19 December 2008

Memory-Mapping Files for Fun and Profit

It's amazing that I still meet programmers who don't understand the benefits of memory-mapping files. If you're unaware of what that means, let me explain it a little bit. Traditional reading from a file involves several system calls: opening the file, seeking to the desired position and then reading or writing to the file. System calls can be slow as the operating system may have to switch to kernel mode and call into drivers to perform the IO operations. Memory-mapping a file usually has just one call, and then you are able to access the file as if the entire file had been read into a contiguous block of memory. But here is the greatest benefit (at least to me as a MMO server programmer): all processes accessing a file can use the same virtual memory.
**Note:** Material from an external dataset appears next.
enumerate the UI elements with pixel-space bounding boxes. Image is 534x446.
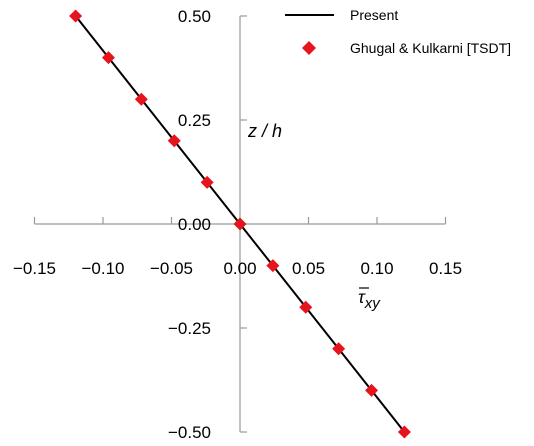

Take the EverQuest II server for instance. The (binary) data file that describes nearly everything except collision geometry runs about 460MB. Every zone server uses that same file and we run several zone servers on one physical machine. With memory-mapping, the OS uses 460MB of virtual memory (assuming the entire file is used) just once and all zone server instances can use that same virtual memory without having to read the file into each individual instance.

Like anything, there are drawbacks. Most modern operating systems use demand paging, so if you try and access a page of memory representing a part of the file that hasn't loaded yet, a page fault will be triggered and the OS will have to perform kernel-mode IO to load that page from the file. Depending on how much virtual memory your application has access to (and how spread out your accesses are), this could potentially trigger a very high number of page faults.

Another drawback is address space. A 32-bit application will only have access to less than 4GB of address space (Windows has a 2GB address space by default). If you map entire large files into memory, you are consuming this address space. This has become more and more important on the EQII servers. As I mentioned, our data file is 460MB. Since shortly after the game launched, this file has always been fully mapped into memory. That was fine back then as it was much smaller than it is today. Now, after launching our fifth expansion, the data file is now nearly one quarter of our allotted address space (and not getting any smaller).

Fortunately, the APIs for Linux (mmap) and Windows (MapViewOfFile) allow an offset and a length to be specified. This opens the door to partial memory-mapped files. However, there are some caveats. The offset cannot be just any offset; it must be aligned. On Linux the offset must be a multiple of the page size (found by getpagesize), but on Windows the offset must be a multiple of the "allocation granularity" (found by calling GetSystemInfo). The length of the mapping usually does not need to be aligned, but if you're planning a generic partial mapping solution, it's probably best to use the same alignment. Another thing to consider is that mapping parts of files as you need them will spread them all over your address space; you cannot assume that page 1 and page 2 of a file will be placed next to each other in memory if you map them separately.

Here are some of the design goals for my partial memory-mapping implementation:
  • Phase sections out as they are no longer used (start-up data is only needed at start-up)
  • Reduce thrashing (phasing out a section and then mapping it back in)
  • Similar performance to the current full-file implementation
  • Reduce memory usage!
  • Ability to permanently map/unmap sections (i.e. sections that don't phase out)
  • Ability to automatically re-size sections on demand
Allow me to touch a bit on that last point. For my interface, given an offset and a length, I wanted to return a pointer to contiguous data rather than copy data into a provided buffer. Say some previous access forced you to load page 10 (but not page 11) and now you want to read some data that spans pages 10 and 11. This presents a problem for the contiguous data interface. I can't just map in page 11 and hope that it ends up next to page 10 (I will point out that there are 'hints' that can be passed to the OS APIs to attempt address space positioning, but these are discouraged). Do you leave page 10 mapped and create a new mapping that combines pages 10 and 11? Since my interface always required an offset and a length for every access, I could safely unmap the existing page 10 and map pages 10 and 11 together. Data requests for data on page 10 would now refer to the joint mapping. However, this did greatly expand the number of test cases I needed and complicated the logic.

This nifty little piece of technology is currently running on our live game servers and doing very well. Instead of 460MB, we now keep a pool of about 20-30MB mapped from the file and generally enjoy a 0.1% or lower miss rate. Best of all, we still have all the benefits of memory-mapped files.

2 comments:

Anonymous said...

I'm not sure we can expect everyone to appreciate memory-mapped files when colleges are pumping out drones who only know Java and some HTML tags.

inacio.carozzi said...

Hi Joshua

Could I have a copy of this piece of code ( multiple mapped files ) ?

Thanks in advance

Inacio Carozzi